Kathleen Sebelius was skewered on Saturday Night Live, as well she should have been. SNL joked that healthcare.gov could only handle 6 users at a time. In an incredible instance of life imitating art it turns out that only 6 Americans were able to sign up through healthcare.gov on October 1st.

The entire top tier of the health and human services department should be fired for such astounding incompetence. Insiders note that Sebelius can’t be fired -- she has a sort of political immunity. A replacement would call for contentious, drawn-out Congressional hearings that would do more damage than good. She has zero credibility at this point, and should probably quit being the public face of her department. The administration has brought in a big honcho from Verizon to fix the system. It’s probably not a good omen that the site still went down for a day one week after he was brought in.

Everyone, keep your fingers crossed. Affordable health care shouldn’t have been entrusted to Larry, Darryl and Darryl. Let’s hope that someone finally gets it figured out.

COOL DUDES

I’m in Starbucks looking at all the cool dudes around me. They variously have cool buzz cuts, tattoos, designer jeans and Samsung Galaxy smart phones. These guys glom together in each other’s reflective coolness. I was never really cool a day in my life.. having just turned 56 it’s looking less likely. Gray hair and jowls are not good from a modeling standpoint. I go for comfort as a primary focus -- thus to explain my loose fit Levis, Sketcher loafers and XL sized tee from Target.

There was a time in my 20’s where I would’ve sold my soul to be cool -- nobody was in the market for my soul. I was crushed if my roommate was invited to an A-List party and I was not. I was mortified if my socks didn’t match or my shirt had the wrong emblem. In spite of my best, albeit clumsy efforts I never made it to the A List. In fact, my social ineptitude got me somewhere on the E List (not even on par with Kathy Griffin).
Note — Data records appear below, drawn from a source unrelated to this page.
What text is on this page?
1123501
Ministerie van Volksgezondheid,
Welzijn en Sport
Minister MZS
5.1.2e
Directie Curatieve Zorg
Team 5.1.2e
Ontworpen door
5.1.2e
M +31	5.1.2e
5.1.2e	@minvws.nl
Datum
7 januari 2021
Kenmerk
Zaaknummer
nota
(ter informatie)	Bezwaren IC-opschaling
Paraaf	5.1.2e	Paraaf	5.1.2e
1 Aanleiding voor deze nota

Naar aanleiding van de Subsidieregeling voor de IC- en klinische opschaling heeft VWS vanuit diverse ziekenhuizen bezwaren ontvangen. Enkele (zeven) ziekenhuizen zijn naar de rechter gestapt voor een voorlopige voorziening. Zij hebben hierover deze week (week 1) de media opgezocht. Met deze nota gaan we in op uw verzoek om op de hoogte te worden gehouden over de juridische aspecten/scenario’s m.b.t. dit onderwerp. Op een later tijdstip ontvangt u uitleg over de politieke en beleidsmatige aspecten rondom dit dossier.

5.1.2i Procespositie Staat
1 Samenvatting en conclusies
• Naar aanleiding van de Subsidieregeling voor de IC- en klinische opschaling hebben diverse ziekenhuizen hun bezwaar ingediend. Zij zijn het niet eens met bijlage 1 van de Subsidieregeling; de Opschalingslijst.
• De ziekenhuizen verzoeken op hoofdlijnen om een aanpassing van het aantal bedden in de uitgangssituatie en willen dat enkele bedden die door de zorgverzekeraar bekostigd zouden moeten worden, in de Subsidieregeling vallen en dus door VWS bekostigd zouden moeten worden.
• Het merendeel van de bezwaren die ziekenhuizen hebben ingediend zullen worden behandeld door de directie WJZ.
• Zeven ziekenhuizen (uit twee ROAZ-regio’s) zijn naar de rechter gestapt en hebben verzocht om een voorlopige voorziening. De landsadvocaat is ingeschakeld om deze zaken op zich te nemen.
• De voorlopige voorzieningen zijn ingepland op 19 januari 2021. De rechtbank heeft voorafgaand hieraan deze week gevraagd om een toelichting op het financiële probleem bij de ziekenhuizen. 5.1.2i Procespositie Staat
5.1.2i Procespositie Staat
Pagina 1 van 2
At 56, I don’t get looks anymore -- in fact I may be the Invisible Man. I’m relieved if I don’t have to make an appearance at a stiff social function, and I shop for comfort way more than fashion. A few years back, my brother said (tongue slightly in cheek) that we’d adapt well to old age. Even then, we both liked:

o Elevator music
o American cars with velour seating
o Dining at Luby’s cafeteria

I’ve entered an arena where I can embrace all of those things if I so desire -- to heck with what anyone thinks. Cool dudes -- would it make a difference if I listened to Enya, drove a Mercedes and ate at Parigi? Would it fit the picture any better? It’s a ridiculous "if” because I would never choose things which to me seem stuffy and kind of phony. You’ll have to invite this guy who wears a Fossil watch, drives a Ford and eats at Taco Cabana. That guy also has a receded hairline and a few wrinkles.

One wrinkle I don’t have is unrealistic expectations about myself. I’m a bit like my Sketcher loafers -- well-travelled, comfortable and practical. I do allow some luxuries here and there but nothing Donald Trump would ever envy. I’ve been accused of having a lot of Apple toys, but that actually puts me way further from the Village of Cool.

That village is in my rearview mirror and it’s skyline is becoming an impressionistic gray blur. I’m OK with the growing distance between us.